Chronicle 2 posted on June 11, 2009 12:32
By Brad Devereaux
In the near future, limestone will begin moving from the Montana Limestone Company’s quarry in Warren, Mont., to Basin Electric Power Cooperative’s Leland Olds Station near Stanton, N.D.
At a June 2008 meeting, the Dakota Coal Company Board of Directors made the decision that will help make that limestone movement happen, with the approval of the construction of machinery to streamline transporting limestone over Hwy. 310 and loading it into railcars for transport.
According to company spokesman Mary Klecker-Green, a truck dump and unit train load-out facility is being constructed near Montana Limestone Company’s fine grind plant at Warren. Limestone will be brought from the quarry to the truck dump and then travel through a tube over U.S. Hwy. 310 before being dumped at a dual railcar load-out on the west side of the highway.
The conveyor is capable of delivering up to 600 tons of limestone per hour. The unit train will deliver 100,000 tons of limestone in the spring of 2010 and 100,000 tons in the fall to the Leland Olds Station for use in a wet limestone scrubber project, which will remove sulfur dioxide emissions from the plant’s flue gas, said Klecker-Green. Montana Limestone Company is a subsidiary of Dakota Coal Company.

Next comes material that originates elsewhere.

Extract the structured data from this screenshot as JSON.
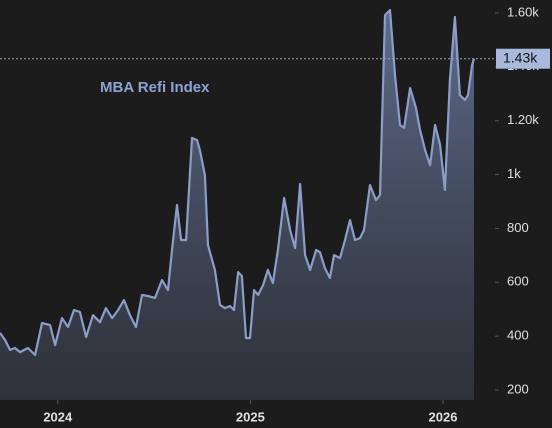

To improve public safety, the new truck dump was placed so that limestone haul trucks used for loading railcars will not have to drive across U.S. Highway 310, according to Klecker-Green.
On May 20, a contractor installed the overhead conveyor tube for the project. The tube is 85 feet long, weighs 65,000 pounds and is the first of its kind in the state, according to a Montana Limestone press release. It has an inside diameter of 9 feet, 9 inches and encloses a 36-inch-wide conveyor and walkway. The tube was lifted into place with two large cranes while traffic on U.S. Highway 310 was briefly detoured around the lift site.
During the summer, the same unit train will move coal from the Powder River Basin to Leland Olds. This schedule was developed to reduce capital investment by sharing the train, Klecker-Green said.
A long and short railroad spur has been installed, along with the dual railcar load-out, to accommodate limestone loading for both power plant scrubber rock and sugar beet factories.
Benetech/Millcreek Engineering was selected to engineer, design and construct the new facility. Construction started in August of 2008 with work mainly concentrating on the railroad spurs, truck dump and haul-road.
Work resumed during the spring of 2009, after a brief winter break, and is now entering the structural steel erection phase. Benetech/Millcreek Engineering expects the majority of work to be completed by the fall of 2009.
Since the fall of 2008, Dakota Coal Company, Benetech/Millcreek Engineering and the Montana Department of Transportation have been working together to permit and design the overhead conveyor tube highway crossing.